I’ve noticed a pattern that may or may not have any truth behind it. When Shawn thinks that he needs or wants to go back to the hospital for reasons having to do with his illness, he tells me that he wants a Starbucks sandwich. Here’s the story behind that one – last fall one of my running groups gave me and Shawn and our family a collection of cards, cookies, and gift cards. One of the card was for Starbucks. I noticed that there was a Starbucks right outside the hospital’s main entrance and I headed over one morning to get a breakfast sandwich and coffee. Shawn normally hates egg sandwiches and melted cheese on anything other than pizza or mac and cheese. He tried a bite of my bacon, egg, and Gouda cheese on ciabatta bread and oddly loved it. I got him one of his own the next morning with the remainder of the gift card. He often asks for them when we’re at CHOP and sometimes I get them for him. Only twice has he ever asked to get one from home and both times were when the symptoms were building and we were about to head back down. So I think I found his code for “I want/need to go back.”

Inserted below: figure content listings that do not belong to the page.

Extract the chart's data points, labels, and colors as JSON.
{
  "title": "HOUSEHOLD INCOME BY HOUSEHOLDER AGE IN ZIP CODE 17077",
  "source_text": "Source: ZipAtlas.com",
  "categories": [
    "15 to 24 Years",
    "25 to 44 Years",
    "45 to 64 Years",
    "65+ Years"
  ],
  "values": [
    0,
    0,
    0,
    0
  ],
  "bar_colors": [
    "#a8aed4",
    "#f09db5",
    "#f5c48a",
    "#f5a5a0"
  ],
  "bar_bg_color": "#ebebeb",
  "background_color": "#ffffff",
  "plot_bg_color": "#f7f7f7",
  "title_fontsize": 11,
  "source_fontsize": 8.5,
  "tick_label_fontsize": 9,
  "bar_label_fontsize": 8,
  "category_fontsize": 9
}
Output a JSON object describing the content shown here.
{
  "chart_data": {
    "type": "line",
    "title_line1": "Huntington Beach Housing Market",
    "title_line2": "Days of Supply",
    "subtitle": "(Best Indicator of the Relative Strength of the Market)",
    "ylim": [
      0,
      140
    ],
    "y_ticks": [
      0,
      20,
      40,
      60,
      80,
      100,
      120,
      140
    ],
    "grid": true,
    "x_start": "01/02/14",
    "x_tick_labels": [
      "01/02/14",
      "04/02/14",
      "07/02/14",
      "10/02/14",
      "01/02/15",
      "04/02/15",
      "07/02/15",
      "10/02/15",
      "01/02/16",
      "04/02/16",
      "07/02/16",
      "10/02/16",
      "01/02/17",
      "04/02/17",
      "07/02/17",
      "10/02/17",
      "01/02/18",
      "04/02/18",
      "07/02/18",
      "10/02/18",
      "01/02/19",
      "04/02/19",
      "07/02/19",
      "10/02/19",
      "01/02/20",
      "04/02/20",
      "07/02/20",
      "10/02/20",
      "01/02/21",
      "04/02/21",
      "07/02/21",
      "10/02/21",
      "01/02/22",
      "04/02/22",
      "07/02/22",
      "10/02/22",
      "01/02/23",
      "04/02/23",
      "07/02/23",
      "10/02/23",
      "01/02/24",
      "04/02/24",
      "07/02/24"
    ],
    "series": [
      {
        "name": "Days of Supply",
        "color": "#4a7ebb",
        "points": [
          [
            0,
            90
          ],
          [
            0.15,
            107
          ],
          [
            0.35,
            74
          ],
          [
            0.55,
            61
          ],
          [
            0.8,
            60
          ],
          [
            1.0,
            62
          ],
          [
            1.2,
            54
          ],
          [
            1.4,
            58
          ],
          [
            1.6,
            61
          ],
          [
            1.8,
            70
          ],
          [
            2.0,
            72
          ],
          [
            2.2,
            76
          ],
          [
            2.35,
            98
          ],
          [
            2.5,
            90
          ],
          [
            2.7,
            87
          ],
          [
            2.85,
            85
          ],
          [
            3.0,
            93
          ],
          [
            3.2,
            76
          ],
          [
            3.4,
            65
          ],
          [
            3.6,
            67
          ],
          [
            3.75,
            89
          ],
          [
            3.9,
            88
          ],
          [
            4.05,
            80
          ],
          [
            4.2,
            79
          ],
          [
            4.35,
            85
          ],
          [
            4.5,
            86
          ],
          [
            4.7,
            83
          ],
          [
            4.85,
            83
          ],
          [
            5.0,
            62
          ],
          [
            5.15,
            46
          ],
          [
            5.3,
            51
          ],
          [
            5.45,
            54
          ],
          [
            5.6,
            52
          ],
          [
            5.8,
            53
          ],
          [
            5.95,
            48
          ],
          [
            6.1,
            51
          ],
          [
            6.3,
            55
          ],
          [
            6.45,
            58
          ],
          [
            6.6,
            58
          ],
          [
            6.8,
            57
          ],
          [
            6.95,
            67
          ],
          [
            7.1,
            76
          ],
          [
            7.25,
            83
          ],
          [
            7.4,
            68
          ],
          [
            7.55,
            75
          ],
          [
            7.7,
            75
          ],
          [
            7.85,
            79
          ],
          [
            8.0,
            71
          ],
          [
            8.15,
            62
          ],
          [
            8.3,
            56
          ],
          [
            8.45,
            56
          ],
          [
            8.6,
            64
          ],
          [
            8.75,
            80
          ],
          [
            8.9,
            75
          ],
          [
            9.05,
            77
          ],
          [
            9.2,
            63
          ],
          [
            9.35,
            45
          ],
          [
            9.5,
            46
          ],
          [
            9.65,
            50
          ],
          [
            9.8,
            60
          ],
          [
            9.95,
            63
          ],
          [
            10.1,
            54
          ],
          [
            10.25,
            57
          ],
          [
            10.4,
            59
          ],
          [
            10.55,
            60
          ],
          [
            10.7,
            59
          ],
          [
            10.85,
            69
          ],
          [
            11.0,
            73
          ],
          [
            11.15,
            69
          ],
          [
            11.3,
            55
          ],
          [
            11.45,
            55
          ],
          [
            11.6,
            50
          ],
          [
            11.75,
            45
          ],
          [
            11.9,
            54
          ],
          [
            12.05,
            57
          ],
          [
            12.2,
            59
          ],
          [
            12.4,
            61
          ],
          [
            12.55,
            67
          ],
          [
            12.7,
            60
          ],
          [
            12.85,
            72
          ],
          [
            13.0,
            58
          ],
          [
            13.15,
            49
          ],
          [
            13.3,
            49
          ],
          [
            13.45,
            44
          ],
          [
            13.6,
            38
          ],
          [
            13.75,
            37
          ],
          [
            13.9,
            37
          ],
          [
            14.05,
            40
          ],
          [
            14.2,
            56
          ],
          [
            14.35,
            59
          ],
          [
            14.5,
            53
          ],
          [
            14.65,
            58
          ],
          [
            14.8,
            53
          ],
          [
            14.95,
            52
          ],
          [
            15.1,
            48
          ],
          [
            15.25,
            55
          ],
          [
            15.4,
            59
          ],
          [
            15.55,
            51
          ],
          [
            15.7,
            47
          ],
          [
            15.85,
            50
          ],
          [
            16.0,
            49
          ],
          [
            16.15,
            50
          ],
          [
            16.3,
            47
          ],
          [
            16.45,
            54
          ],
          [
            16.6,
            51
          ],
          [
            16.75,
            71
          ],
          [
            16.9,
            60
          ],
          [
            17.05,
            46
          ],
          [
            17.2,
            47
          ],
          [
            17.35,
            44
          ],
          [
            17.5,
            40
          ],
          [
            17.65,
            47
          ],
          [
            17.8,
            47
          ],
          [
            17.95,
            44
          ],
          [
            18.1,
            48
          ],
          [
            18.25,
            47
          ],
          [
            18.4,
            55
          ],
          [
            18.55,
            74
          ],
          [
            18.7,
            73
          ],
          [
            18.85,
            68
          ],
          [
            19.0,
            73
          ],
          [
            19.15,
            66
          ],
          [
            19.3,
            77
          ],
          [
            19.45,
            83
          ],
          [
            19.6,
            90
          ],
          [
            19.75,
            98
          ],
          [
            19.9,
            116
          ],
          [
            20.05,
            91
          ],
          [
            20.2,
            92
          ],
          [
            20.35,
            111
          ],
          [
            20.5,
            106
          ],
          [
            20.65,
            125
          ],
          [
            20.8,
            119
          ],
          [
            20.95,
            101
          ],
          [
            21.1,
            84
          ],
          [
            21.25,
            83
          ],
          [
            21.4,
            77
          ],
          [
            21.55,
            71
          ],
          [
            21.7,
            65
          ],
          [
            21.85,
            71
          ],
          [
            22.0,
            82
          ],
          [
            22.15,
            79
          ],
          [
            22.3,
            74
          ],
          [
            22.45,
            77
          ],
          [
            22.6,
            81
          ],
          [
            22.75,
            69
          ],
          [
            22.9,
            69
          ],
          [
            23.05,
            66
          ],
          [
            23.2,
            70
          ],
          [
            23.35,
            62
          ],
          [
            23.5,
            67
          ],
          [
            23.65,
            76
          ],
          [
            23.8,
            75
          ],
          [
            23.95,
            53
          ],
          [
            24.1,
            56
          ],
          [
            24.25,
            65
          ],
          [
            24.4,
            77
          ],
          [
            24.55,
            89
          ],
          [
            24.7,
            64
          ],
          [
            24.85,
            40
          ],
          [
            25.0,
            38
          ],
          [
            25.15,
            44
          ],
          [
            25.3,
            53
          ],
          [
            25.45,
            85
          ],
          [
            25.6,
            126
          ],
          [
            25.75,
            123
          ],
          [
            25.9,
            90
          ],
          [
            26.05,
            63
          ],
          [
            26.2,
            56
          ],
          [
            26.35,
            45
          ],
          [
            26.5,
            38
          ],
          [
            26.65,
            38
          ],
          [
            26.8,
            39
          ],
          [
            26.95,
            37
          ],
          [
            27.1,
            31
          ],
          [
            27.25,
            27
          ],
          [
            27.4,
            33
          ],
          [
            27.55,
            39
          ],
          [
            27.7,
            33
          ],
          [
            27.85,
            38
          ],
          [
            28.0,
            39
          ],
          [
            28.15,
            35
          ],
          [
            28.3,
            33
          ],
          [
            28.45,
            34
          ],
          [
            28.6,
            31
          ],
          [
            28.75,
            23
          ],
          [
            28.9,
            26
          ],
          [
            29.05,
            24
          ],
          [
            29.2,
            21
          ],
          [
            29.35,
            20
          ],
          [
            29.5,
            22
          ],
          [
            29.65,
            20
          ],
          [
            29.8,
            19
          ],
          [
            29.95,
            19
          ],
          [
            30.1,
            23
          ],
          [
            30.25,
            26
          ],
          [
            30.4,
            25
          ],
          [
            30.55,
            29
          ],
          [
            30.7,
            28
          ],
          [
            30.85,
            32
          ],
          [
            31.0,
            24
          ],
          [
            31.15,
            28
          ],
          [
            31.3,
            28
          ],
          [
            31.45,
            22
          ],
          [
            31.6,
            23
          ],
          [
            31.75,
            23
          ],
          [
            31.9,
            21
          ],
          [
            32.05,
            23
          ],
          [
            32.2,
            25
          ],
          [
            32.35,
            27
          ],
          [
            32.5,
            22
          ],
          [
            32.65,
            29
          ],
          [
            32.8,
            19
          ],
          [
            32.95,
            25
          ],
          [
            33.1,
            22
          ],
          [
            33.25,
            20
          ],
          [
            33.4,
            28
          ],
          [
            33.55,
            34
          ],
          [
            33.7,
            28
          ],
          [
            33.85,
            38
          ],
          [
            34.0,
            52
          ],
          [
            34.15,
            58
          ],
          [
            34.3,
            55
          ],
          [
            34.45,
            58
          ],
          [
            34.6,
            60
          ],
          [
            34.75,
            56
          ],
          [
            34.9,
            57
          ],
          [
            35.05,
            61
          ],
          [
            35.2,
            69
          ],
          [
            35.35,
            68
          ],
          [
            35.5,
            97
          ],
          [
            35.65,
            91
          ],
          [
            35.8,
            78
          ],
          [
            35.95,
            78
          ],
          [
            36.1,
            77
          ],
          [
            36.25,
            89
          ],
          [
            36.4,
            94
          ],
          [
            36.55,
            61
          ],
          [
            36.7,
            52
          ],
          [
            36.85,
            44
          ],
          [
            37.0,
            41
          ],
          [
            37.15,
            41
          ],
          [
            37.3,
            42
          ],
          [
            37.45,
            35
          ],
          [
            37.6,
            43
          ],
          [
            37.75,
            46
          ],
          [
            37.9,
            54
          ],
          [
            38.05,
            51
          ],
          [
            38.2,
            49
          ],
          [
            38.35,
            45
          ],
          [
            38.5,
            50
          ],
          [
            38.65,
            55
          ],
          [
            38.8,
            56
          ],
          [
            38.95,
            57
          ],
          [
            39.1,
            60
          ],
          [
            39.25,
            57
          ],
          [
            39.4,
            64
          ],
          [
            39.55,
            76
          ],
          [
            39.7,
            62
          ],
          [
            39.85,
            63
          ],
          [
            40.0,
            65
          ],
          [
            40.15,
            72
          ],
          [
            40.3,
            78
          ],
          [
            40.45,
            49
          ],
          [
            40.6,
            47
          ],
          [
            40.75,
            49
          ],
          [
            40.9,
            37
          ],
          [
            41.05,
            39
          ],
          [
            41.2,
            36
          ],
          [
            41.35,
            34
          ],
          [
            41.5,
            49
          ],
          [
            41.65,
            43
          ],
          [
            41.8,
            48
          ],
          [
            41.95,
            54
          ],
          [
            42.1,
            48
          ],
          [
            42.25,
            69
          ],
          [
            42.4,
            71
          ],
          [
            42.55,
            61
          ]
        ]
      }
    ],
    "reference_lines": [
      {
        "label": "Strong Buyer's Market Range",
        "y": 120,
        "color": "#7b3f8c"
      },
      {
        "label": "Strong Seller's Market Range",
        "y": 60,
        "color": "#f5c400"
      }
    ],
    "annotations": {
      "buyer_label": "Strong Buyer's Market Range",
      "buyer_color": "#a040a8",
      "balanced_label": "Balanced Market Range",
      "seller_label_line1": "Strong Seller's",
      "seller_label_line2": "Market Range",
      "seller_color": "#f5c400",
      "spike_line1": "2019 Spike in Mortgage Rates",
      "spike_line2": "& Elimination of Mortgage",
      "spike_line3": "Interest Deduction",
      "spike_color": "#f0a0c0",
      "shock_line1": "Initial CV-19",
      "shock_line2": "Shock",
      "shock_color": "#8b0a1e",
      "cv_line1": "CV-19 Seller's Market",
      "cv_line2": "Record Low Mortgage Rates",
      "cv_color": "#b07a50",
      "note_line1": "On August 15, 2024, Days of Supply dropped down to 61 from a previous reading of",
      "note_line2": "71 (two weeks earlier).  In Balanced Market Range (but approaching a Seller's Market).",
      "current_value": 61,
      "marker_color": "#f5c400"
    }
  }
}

We recently made a verbal list of things that we like about the hospital. Medical bingo every weekdayIMG_4174 at 2PM. Visiting the stuffed animals in the gift shop even if we don’t buy one. Some of the food is really good (more of it is good than isn’t good and some of it is great.) You can snuggle in bed and watch The Price Is Right on a Tuesday instead of being at school or work (ignoring the downside of not being at school and work for a moment).

 

Sometimes I think I like being at CHOP in that Stockholm Syndrome sort of way.

Shawn and I played Trouble today, the game where you pop the bubble to roll the dice and have to navigate four pegs around the board, trying not to get sent back to the start when another peg lands on you. The first player with all four pegs in Home is the winner. Shawn won most of our games today (so far). He said, “it’s good to be home, you can’t die at home, outside home you never know.”